B.A Urbani menguraikan pengertian bebas sebagai berikut : perkataan bebas dalam politik bebas aktif tersebut mengalir dari kalimat yang tercantum dalam Pembukaan UUD 1945 sebagai berikut : supaya berkehidupan kebangsaan yang bebas. Jadi menurut pengertian ini, dapat diberi definisi sebagai “berkebebasan politik untuk menentukan dan menyatakan pendapat sendiri, terhadap tiap-tiap persoalan internasional sesuai dengan nilainya masing-masing tanpa apriori memihak kepada suatu blok”.

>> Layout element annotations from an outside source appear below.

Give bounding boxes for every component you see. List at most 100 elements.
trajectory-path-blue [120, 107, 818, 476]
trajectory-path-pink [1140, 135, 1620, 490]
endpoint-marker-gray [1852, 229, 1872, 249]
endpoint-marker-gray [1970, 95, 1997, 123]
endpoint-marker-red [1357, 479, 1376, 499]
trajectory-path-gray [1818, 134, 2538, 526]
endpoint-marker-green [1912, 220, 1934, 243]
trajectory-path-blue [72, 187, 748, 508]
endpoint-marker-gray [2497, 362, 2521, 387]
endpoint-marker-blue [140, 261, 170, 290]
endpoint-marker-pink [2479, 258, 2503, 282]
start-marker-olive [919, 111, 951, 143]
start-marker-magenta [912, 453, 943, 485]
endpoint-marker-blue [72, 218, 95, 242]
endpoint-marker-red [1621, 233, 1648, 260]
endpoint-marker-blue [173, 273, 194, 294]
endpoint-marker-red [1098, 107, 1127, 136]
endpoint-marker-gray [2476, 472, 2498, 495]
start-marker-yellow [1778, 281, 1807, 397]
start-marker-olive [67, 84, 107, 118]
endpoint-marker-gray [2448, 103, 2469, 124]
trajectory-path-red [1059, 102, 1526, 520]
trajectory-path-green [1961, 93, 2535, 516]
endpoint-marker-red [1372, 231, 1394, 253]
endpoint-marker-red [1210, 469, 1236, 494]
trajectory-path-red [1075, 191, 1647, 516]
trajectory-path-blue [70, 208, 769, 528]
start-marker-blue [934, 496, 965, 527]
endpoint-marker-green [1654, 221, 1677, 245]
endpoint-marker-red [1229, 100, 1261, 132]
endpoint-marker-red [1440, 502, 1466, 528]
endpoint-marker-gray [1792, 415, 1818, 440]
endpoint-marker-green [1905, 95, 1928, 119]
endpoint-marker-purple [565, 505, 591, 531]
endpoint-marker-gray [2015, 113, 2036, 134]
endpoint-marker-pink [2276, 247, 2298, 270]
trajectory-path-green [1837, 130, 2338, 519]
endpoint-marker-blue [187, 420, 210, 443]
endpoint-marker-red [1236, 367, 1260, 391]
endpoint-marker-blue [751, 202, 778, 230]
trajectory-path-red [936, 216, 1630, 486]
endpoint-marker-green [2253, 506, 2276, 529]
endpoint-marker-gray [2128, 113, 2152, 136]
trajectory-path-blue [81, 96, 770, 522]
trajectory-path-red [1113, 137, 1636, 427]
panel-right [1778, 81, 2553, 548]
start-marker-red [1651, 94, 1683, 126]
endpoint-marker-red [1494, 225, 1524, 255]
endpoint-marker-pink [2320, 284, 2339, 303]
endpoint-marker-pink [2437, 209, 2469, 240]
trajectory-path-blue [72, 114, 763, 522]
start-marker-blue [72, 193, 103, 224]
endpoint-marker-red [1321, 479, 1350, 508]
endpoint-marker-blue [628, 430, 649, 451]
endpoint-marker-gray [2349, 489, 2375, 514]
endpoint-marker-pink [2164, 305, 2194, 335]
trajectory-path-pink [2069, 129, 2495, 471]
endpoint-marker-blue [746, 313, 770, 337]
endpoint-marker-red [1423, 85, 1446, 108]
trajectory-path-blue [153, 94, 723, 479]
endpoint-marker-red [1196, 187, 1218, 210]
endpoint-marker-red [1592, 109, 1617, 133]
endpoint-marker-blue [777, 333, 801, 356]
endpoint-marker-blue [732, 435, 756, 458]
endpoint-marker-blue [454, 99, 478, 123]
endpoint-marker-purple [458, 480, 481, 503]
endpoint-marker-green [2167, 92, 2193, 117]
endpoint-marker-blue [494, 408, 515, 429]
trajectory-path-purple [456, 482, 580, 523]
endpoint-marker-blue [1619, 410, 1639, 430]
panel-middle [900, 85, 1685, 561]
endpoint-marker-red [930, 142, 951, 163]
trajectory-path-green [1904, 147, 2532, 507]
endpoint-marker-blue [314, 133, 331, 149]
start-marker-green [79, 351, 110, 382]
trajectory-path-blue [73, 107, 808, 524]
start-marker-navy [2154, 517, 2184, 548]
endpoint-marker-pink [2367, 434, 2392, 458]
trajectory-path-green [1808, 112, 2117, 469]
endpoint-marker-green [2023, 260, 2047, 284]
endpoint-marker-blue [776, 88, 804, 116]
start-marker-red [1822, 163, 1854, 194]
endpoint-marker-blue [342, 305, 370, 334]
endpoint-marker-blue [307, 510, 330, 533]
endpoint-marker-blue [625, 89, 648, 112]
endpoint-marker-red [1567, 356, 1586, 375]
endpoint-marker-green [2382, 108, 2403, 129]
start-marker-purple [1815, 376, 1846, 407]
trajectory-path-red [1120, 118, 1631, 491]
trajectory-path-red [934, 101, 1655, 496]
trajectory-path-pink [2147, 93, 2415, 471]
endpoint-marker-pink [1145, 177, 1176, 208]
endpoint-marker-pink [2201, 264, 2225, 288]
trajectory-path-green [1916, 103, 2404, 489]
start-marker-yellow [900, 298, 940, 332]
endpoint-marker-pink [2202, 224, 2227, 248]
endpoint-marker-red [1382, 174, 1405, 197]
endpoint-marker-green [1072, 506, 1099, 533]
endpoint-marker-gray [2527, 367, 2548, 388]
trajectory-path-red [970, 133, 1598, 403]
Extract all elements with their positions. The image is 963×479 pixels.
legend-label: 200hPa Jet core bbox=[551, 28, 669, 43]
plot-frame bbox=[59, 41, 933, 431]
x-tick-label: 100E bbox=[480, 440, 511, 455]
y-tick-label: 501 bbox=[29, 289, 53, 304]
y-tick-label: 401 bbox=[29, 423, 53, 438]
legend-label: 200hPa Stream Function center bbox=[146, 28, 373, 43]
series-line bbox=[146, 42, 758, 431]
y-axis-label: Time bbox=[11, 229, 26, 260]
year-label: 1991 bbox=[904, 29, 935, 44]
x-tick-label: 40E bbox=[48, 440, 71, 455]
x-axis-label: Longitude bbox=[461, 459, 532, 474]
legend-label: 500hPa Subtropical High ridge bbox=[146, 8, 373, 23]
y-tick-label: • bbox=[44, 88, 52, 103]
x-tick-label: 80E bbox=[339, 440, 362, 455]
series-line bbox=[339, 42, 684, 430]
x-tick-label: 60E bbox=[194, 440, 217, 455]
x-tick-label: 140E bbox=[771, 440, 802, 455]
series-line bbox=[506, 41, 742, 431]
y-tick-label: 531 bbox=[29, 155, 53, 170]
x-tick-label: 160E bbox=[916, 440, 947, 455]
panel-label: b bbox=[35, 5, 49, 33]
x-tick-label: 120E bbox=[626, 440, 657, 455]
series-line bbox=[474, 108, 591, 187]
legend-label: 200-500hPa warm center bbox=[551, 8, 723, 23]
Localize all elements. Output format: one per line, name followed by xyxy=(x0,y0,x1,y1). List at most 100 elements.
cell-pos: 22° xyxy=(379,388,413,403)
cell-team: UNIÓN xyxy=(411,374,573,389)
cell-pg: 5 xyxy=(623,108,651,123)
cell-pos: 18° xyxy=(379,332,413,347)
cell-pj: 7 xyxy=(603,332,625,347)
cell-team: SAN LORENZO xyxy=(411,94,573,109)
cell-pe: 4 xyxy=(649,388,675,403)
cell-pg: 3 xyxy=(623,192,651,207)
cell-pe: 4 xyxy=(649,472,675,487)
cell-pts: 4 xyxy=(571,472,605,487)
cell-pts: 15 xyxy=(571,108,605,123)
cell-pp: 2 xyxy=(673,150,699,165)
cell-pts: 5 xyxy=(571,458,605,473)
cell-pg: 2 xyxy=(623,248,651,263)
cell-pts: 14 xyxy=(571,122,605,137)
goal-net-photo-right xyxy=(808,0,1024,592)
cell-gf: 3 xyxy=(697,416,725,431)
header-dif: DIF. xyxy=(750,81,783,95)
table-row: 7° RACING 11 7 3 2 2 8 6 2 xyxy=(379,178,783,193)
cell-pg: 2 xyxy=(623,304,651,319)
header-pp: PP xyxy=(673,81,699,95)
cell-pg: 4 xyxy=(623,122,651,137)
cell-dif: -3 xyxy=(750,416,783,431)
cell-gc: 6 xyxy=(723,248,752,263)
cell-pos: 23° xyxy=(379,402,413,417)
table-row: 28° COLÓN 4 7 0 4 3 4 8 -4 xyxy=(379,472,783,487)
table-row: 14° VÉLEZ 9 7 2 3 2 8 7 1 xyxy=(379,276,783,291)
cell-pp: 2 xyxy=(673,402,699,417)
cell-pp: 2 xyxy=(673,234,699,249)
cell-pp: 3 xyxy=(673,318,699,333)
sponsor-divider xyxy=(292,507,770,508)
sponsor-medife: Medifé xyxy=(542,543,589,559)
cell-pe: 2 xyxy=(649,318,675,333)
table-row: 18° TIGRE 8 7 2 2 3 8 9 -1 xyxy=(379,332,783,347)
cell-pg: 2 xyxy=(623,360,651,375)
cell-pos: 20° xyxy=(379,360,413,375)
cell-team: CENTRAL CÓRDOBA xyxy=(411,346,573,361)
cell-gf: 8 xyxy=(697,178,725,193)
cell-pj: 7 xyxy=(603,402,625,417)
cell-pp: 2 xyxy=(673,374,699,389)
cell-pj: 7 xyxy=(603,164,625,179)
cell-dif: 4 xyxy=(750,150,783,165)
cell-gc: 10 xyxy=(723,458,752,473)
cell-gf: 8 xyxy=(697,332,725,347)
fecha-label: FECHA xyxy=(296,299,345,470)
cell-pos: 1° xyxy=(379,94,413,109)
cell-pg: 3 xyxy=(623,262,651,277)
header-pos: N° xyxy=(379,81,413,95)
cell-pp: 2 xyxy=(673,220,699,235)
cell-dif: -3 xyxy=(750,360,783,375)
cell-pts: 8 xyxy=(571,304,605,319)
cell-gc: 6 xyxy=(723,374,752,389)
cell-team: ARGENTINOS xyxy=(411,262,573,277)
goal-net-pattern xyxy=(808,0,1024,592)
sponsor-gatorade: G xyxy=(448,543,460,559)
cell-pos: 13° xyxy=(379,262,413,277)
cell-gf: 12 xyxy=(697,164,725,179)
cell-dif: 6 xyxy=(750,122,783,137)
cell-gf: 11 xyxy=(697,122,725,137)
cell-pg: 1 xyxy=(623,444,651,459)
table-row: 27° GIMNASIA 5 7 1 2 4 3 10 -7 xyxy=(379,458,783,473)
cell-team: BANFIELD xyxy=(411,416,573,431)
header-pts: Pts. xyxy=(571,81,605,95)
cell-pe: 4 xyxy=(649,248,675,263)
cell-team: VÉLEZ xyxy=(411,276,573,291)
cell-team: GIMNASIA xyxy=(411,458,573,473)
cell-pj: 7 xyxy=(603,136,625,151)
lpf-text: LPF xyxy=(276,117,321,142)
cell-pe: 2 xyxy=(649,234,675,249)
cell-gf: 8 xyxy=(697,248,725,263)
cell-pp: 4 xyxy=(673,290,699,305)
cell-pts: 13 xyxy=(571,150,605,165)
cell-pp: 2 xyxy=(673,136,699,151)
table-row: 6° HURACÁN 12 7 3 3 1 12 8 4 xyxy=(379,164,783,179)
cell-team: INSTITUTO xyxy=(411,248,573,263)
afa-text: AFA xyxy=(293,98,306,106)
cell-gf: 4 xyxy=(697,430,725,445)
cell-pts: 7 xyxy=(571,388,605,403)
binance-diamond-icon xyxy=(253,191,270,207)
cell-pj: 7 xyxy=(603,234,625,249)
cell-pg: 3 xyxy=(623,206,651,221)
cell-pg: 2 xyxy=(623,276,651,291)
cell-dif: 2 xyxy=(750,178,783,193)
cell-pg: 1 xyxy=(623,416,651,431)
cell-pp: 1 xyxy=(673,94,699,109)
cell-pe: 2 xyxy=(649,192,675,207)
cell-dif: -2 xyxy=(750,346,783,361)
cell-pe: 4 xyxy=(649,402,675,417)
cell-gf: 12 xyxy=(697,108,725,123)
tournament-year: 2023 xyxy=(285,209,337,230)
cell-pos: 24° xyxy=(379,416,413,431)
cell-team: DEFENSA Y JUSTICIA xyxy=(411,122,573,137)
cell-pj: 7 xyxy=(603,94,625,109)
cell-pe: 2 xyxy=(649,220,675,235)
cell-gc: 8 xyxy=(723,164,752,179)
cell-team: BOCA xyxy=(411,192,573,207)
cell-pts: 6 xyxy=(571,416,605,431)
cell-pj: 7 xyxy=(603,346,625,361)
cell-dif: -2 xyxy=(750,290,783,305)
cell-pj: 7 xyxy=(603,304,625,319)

Politik bebas aktif sejak lahirnya sudah ditakdirkan aktif. Pembukaan Undang-Undang Dasar 1945 aline pertama menyatakan: “Bahwa sesungguhnya kemerdekaan itu ialah hak segala bangsa, dan oleh sebab itu, harus dihapuskan karena tidak sesuai dengan perikemanusiaan dan perikeadilan.” Kemudian dalam pembukaan Undang-Undang Dasar 1945 alinea keempat dicanangkan pula bahwa Indonesia berkewajiban untuk “ikut serta melaksanakan ketertiban dunia yang berdasarkan kemerdekaan, perdamaian abadi dan keadilan social.” Bagaimana gerangan dapat “menghapuskan penjajahan di atas bumi” dan bagaimana pula mungkin “ikut serta melaksanakan ketertiban dunia,” apabila Indonesia menjalankan politik yang tidak aktif.